Guess what this image contains?
Most of you will think this is a dog, but a handful may think this is a wolf, and certainly no human readers will guess the above image to contain a car.
Similarly, if I were a well trained neural network who has never seen this image before, I will assign a very high probability for this being a dog, may be a reasonaly low probability for this being a wolf and extremely low probability for this being a car.
Now, hold on to this thought. We will come back to this later but first let’s talk about ensembling to improve the performance of machine learning models.
One way to boost the performance (in terms of accuracy/loss) of a ML system is to ensemble multiple learners instead of a single one. If you are wondering that this is easy and there must be some catch, the catch is that this becomes very costly during serving.
By serving, I mean using the trained model to run predictions in real world. For example, you have trained an image classifier, and now you want to use it to classify images uploaded from your app. In the absence of ensembling you had to invoke one model, but now with ensembling, you have to compute the predictions across many models and then aggregate them.
This will add to your CPU cost, to your memory cost, as well as the latency, and so, for many production systems, ensembling remains a difficult choice.
This where model compression and distillation come in.
Model compression was introduced in KDD 2006 by paper appropriately titled as “Model compression”. The goal is to compress large models into smaller models, so as to reduce the serving costs. At that time, large models generally referred to tree based models (e.g. random forest that contain several trees). What a different world it was back then!
Here is a relevant sentence from the paper that summarizes it all:
Compression works by labeling a large unlabeled data set with the target model, and then training a neural net using the newly labeled data
The authors then talk about how to generate this large unlabeled dataset using a few techniques.
As an aside, note that this paper was written in 2006 when TPUs didn’t exist. Large tree based models may not be as well tuned to run on custom hardware as neural networks. They may incur a lot of cost when executing “if else” branching control flow statements, whereas with neural networks, we can replace all of these with very fast matrix multiplications.

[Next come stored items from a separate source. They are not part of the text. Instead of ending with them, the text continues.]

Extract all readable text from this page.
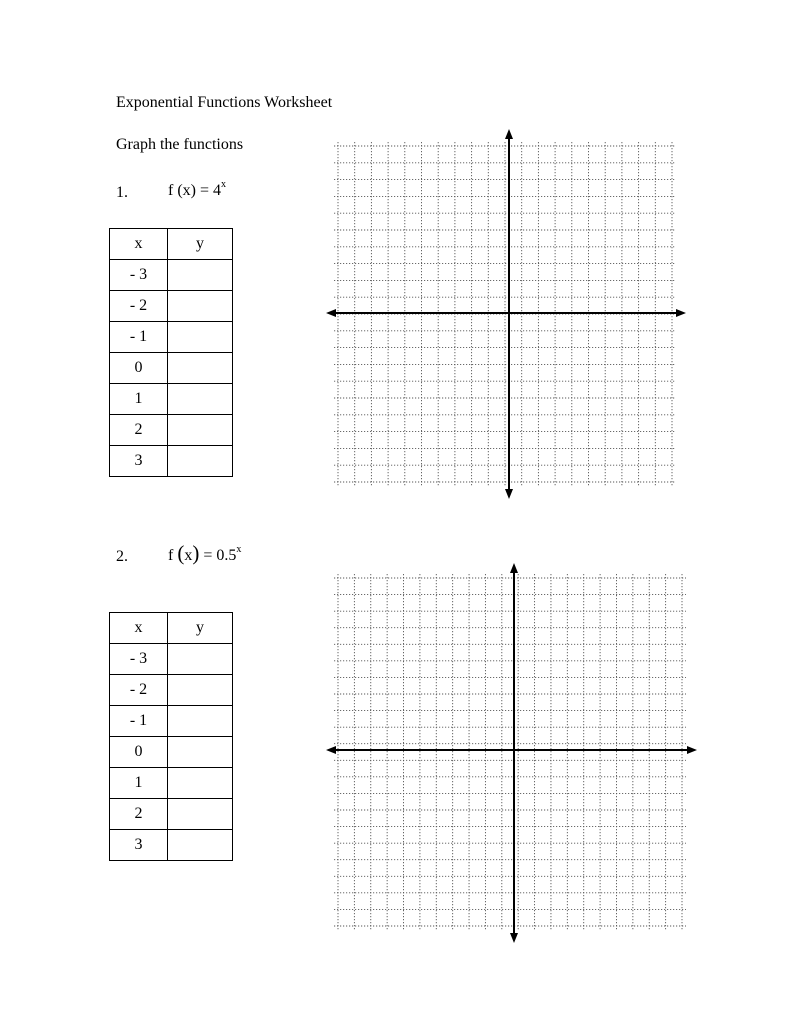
Exponential Functions Worksheet
Graph the functions
1.	f $(x) = 4^x$
x	y
- 3	
- 2	
- 1	
0	
1	
2	
3	
2.	f $(x) = 0.5^x$
x	y
- 3	
- 2	
- 1	
0	
1	
2	
3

Distillation is very similar to model compression and was introduced recently (2014-2015) by Geoff Hinton, father of Deep learning. Distillation refers to “distilling” the knowledge from one model to another, usually with the destination model being smaller than the source model. This sounds very much like model compression except that we want to exploit and learn from the “dark knowledge” that the bigger model has learnt.
Consider again the image classifier that you want to distill. You want to classify whether an image contains a cow, dog, cat, or a car and you have one big model that does this job fairly well (mostly better than humans), and you want to distill this into a smaller model.
We have an image with a dog, and your model correctly predicts it to be a dog. If you are training your compressed model using this prediction, it is not very different from training against the targets.
Instead you could look at the probabilities themselves. But most of these values are almost zero, and so they don’t affect the learning much either (you would have used a cross entropy loss to compare the probabilities of the bigger model against the probabilities of the smaller model).
The “model compression” paper tries to overcome this problem by instead considering the logits (these are the values of the output layer that are fed to the softmax to get the probabilities). Herein lies the difference between this paper and Hinton’s distillation proposal.
What Hinton does is to “soften” the probabilities to circumvent the above problem.
(taken from http://www.ttic.edu/dl/dark14.pdf)
If you look at the second row (“output of geometric ensemble” which you consider as the output of the bigger model), you can notice that the probability for dog is pretty high. But hidden in that row is a lot more knowledge. You can see that the probability for cat is low but not as low as cow/car. This makes sense since there are cases when some dogs may look very similar to cats. Also, you can see that the probability of being a car is thousand times lower than the probability of being a cow. All this knowledge that the model has encoded is what Hinton calls as dark knowledge. So instead of just trying to transfer the knowledge that the image is of dog from a bigger to a smaller model, we want to transfer all this dark knowledge as well. Again, since we are dealing with very small numbers, we can soften these values using a temperature term:
(taken from http://www.ttic.edu/dl/dark14.pdf)
Now when you are training the smaller model, you compare against the soft targets to derive your loss.